In March, the U.S. Census Bureau reported that New York City had grown by 2.1 percent to a 8.175 million residents during the first decade of 2000. according to a Wall Street Journal report, the initial count for Brooklyn suggested a growth of 39,000, a 1.6% increase, while Queens added 1,300 residents, less than 1%.
There are at least 50,000 residents of Brooklyn and Queens living in homes and apartments considered as vacant by the bureau, suggested Bloomberg's letter. City officials believed that if those were counted, the city's official population would be between 8.3 and 8.4 million.

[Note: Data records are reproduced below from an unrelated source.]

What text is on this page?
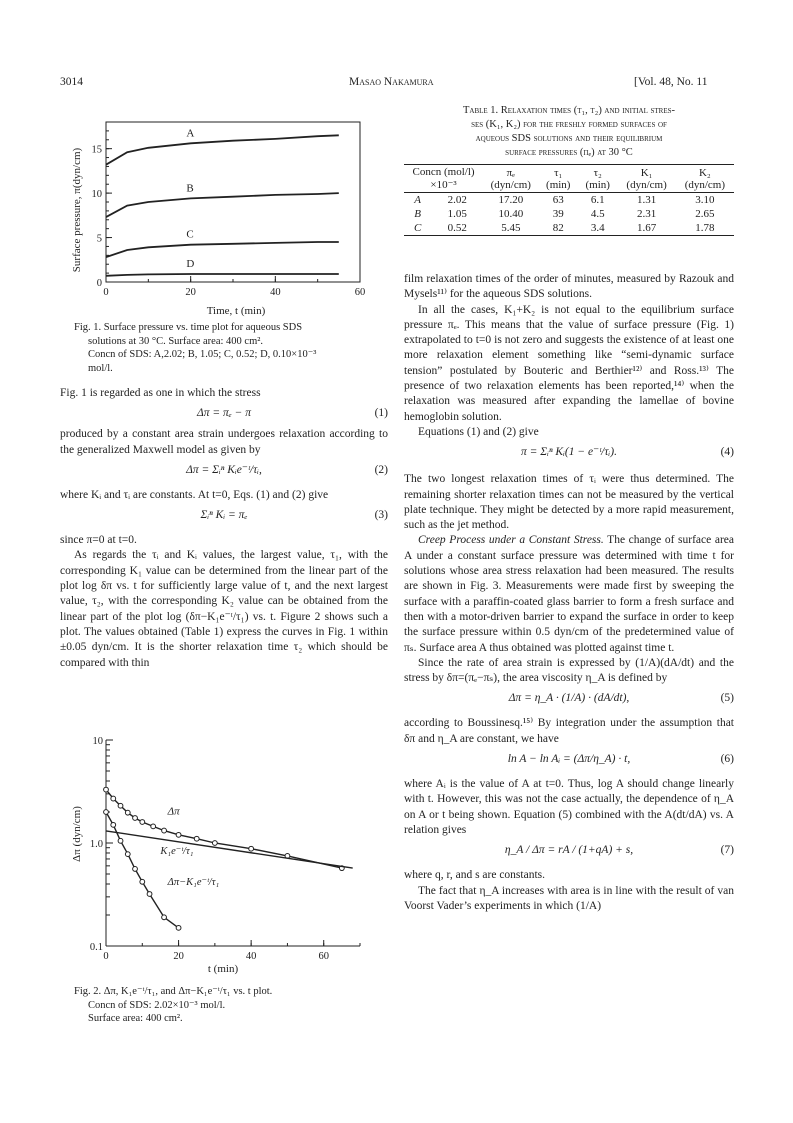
3014	Masao Nakamura	[Vol. 48, No. 11
0	20	40	60
0
5
10
15
A
B
C
D
Surface pressure, π(dyn/cm)
Time, t (min)
Fig. 1. Surface pressure vs. time plot for aqueous SDS
solutions at 30 °C. Surface area: 400 cm².
Concn of SDS: A,2.02; B, 1.05; C, 0.52; D, 0.10×10⁻³
mol/l.

Fig. 1 is regarded as one in which the stress

Δπ = πₑ − π	(1)

produced by a constant area strain undergoes relaxation according to the generalized Maxwell model as given by

Δπ = Σᵢⁿ Kᵢe⁻ᵗ/τᵢ,	(2)

where Kᵢ and τᵢ are constants. At t=0, Eqs. (1) and (2) give

Σᵢⁿ Kᵢ = πₑ	(3)

since π=0 at t=0.

As regards the τᵢ and Kᵢ values, the largest value, τ₁, with the corresponding K₁ value can be determined from the linear part of the plot log δπ vs. t for sufficiently large value of t, and the next largest value, τ₂, with the corresponding K₂ value can be obtained from the linear part of the plot log (δπ−K₁e⁻ᵗ/τ₁) vs. t. Figure 2 shows such a plot. The values obtained (Table 1) express the curves in Fig. 1 within ±0.05 dyn/cm. It is the shorter relaxation time τ₂ which should be compared with thin

0	20	40	60
0.1
1.0
10
Δπ
K₁e⁻ᵗ/τ₁
Δπ−K₁e⁻ᵗ/τ₁
Δπ (dyn/cm)
t (min)
Fig. 2. Δπ, K₁e⁻ᵗ/τ₁, and Δπ−K₁e⁻ᵗ/τ₁ vs. t plot.
Concn of SDS: 2.02×10⁻³ mol/l.
Surface area: 400 cm².
Table 1. Relaxation times (τ₁, τ₂) and initial stres-
ses (K₁, K₂) for the freshly formed surfaces of
aqueous SDS solutions and their equilibrium
surface pressures (πₑ) at 30 °C
Concn (mol/l) ×10⁻³		πₑ (dyn/cm)	τ₁ (min)	τ₂ (min)	K₁ (dyn/cm)	K₂ (dyn/cm)
A	2.02	17.20	63	6.1	1.31	3.10
B	1.05	10.40	39	4.5	2.31	2.65
C	0.52	5.45	82	3.4	1.67	1.78

film relaxation times of the order of minutes, measured by Razouk and Mysels¹¹⁾ for the aqueous SDS solutions.

In all the cases, K₁+K₂ is not equal to the equilibrium surface pressure πₑ. This means that the value of surface pressure (Fig. 1) extrapolated to t=0 is not zero and suggests the existence of at least one more relaxation element something like “semi-dynamic surface tension” postulated by Bouteric and Berthier¹²⁾ and Ross.¹³⁾ The presence of two relaxation elements has been reported,¹⁴⁾ when the relaxation was measured after expanding the lamellae of bovine hemoglobin solution.

Equations (1) and (2) give

π = Σᵢⁿ Kᵢ(1 − e⁻ᵗ/τᵢ).	(4)

The two longest relaxation times of τᵢ were thus determined. The remaining shorter relaxation times can not be measured by the vertical plate technique. They might be detected by a more rapid measurement, such as the jet method.

Creep Process under a Constant Stress. The change of surface area A under a constant surface pressure was determined with time t for solutions whose area stress relaxation had been measured. The results are shown in Fig. 3. Measurements were made first by sweeping the surface with a paraffin-coated glass barrier to form a fresh surface and then with a motor-driven barrier to expand the surface in order to keep the surface pressure within 0.5 dyn/cm of the predetermined value of πₛ. Surface area A thus obtained was plotted against time t.

Since the rate of area strain is expressed by (1/A)(dA/dt) and the stress by δπ=(πₑ−πₛ), the area viscosity η_A is defined by

Δπ = η_A · (1/A) · (dA/dt),	(5)

according to Boussinesq.¹⁵⁾ By integration under the assumption that δπ and η_A are constant, we have

ln A − ln Aᵢ = (Δπ/η_A) · t,	(6)

where Aᵢ is the value of A at t=0. Thus, log A should change linearly with t. However, this was not the case actually, the dependence of η_A on A or t being shown. Equation (5) combined with the A(dt/dA) vs. A relation gives

η_A / Δπ = rA / (1+qA) + s,	(7)

where q, r, and s are constants.

The fact that η_A increases with area is in line with the result of van Voorst Vader’s experiments in which (1/A)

"I recognize that enumerating the population of New York City is a Herculean and unenviable challenge, given the city's large, diverse and dense population, which lives primarily in difficult to count housing arrangements," Mayor Michael Bloomberg wrote in his letter to Robert Groves, the director of the U.S. Census Bureau.
However, "numerous data sources cited in our submission refute the prevalence of widespread vacant housing units in those areas, which are and continue to be among our most stable, growing and vibrant neighborhoods."
According to the data, city officials pointed to possible processing errors in classifying large numbers of housing units as vacant in Bay Ridge, Bensonhurst, Astoria and Jackson Heights.
A higher count could mean more money for federal aid and a bigger base for Census Bureau to compute subsequent annual population estimates before the next census in 2020.
As of last week, 48 other municipalities had filed challenges with the Census Bureau, while none of these are remotely as large as New York City.
"In all my years as a legislator, I have never seen a Census so poorly conducted," stated Sen. Charles Schumer. "The Census Bureau needs to conduct a recount immediately to get this right, and I will continue pushing them to do just that."
The city's challenge will be examined at the Census Bureau headquarters and could take months to resolve, reports the New York Times. If the claim is rejected, all options, including legal action, "remain on the table," according to Marc LaVorgna, a mayoral spokesman.
The Census Bureau did not comment on the issue, or specify how long it will take to analyze the city's challenge.